Inside the house there was an infernal commotion: yelps and howls and snarls and yowls mixed in with pots banging and dishes smashing. It didn’t last long, though. As Garvey went in the front door, the bobcat came crashing through the kitchen window, followed by old Bogus. Then Flitter and the pups broke out the bottom half of the back screen door, and the whole mess of them roared up the ridge single file.
Meanwhile, Garvey had gathered his wits and reloaded. When he saw them disappearing into the trees, he cut loose, blasting out the top half of the screen door. That was all he hit. Howsomever, Garvey wasn’t one to give up. The last I could see, he was charging after the bobcat and hounds, firing into the dark as fast as he could load.
All this while Pa had been holding Cotton and me by the britches. He wasn’t showing off; he’d just forgotten about us. Now he plopped us onto the path. “All right, boys, show’s over,” he said. “Let’s get on to Silas’s. He’ll be wondering what happened to us.”
For a long time, as we felt our way down the darkening path, we could hear the hounds sounding and Garvey banging away at the shadows.

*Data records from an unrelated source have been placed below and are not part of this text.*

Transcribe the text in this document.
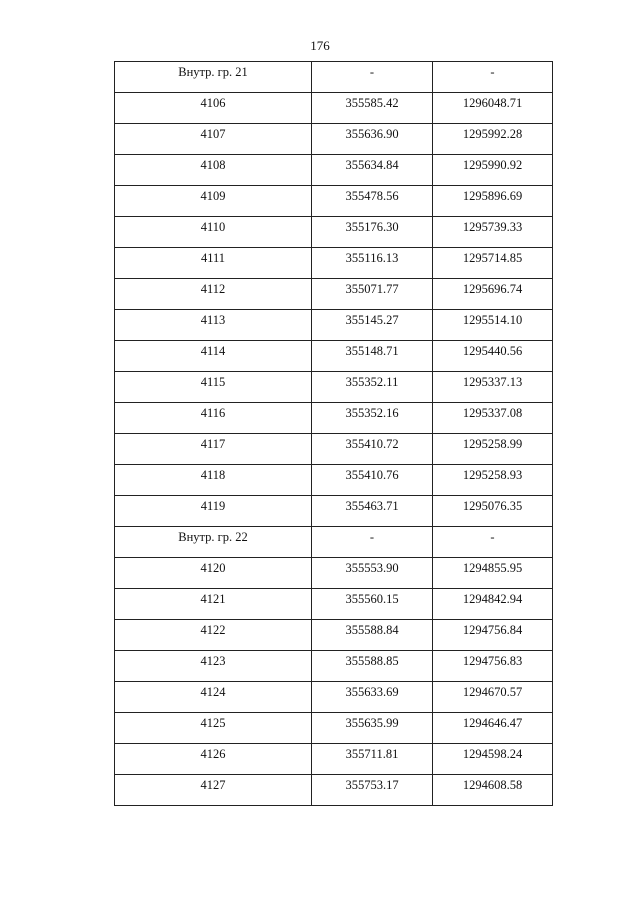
176
Внутр. гр. 21	-	-
4106	355585.42	1296048.71
4107	355636.90	1295992.28
4108	355634.84	1295990.92
4109	355478.56	1295896.69
4110	355176.30	1295739.33
4111	355116.13	1295714.85
4112	355071.77	1295696.74
4113	355145.27	1295514.10
4114	355148.71	1295440.56
4115	355352.11	1295337.13
4116	355352.16	1295337.08
4117	355410.72	1295258.99
4118	355410.76	1295258.93
4119	355463.71	1295076.35
Внутр. гр. 22	-	-
4120	355553.90	1294855.95
4121	355560.15	1294842.94
4122	355588.84	1294756.84
4123	355588.85	1294756.83
4124	355633.69	1294670.57
4125	355635.99	1294646.47
4126	355711.81	1294598.24
4127	355753.17	1294608.58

When we got to Silas’s we all agreed there was no point in going coon hunting, since the main reason had been to break in the pups. So we built a roaring great fire under the stars, stuck hunks of cheese on hickory switches, and toasted them over the flames. Silas filled a skillet with pecan halves and roasted them on the coals. Then he perked coffee and heated a pot of hot chocolate, too. Cotton and I squatted by the fire, stuffing our bellies and listening to the grownups swap lies.
Along midnight, Bogus came dragging in to the clearing. He must have caught that bobcat more than was smart, because he was clawed up something fierce. Ten minutes later, as Uncle Jake was tending to his old hound, Flitter and all seven pups showed up. Aside from the bloody noses, the pups were in fine shape, and Flitter looked mighty pleased with her brood.
The next morning Cotton and I woke up and found ourselves in Silas’s cabin. After breakfast, Uncle Jake and Bogus slipped off, and Pa and Cotton and I headed home the roundabout way. All of us avoided Garvey’s place for weeks afterwards, and we never did find out what he thought happened that night.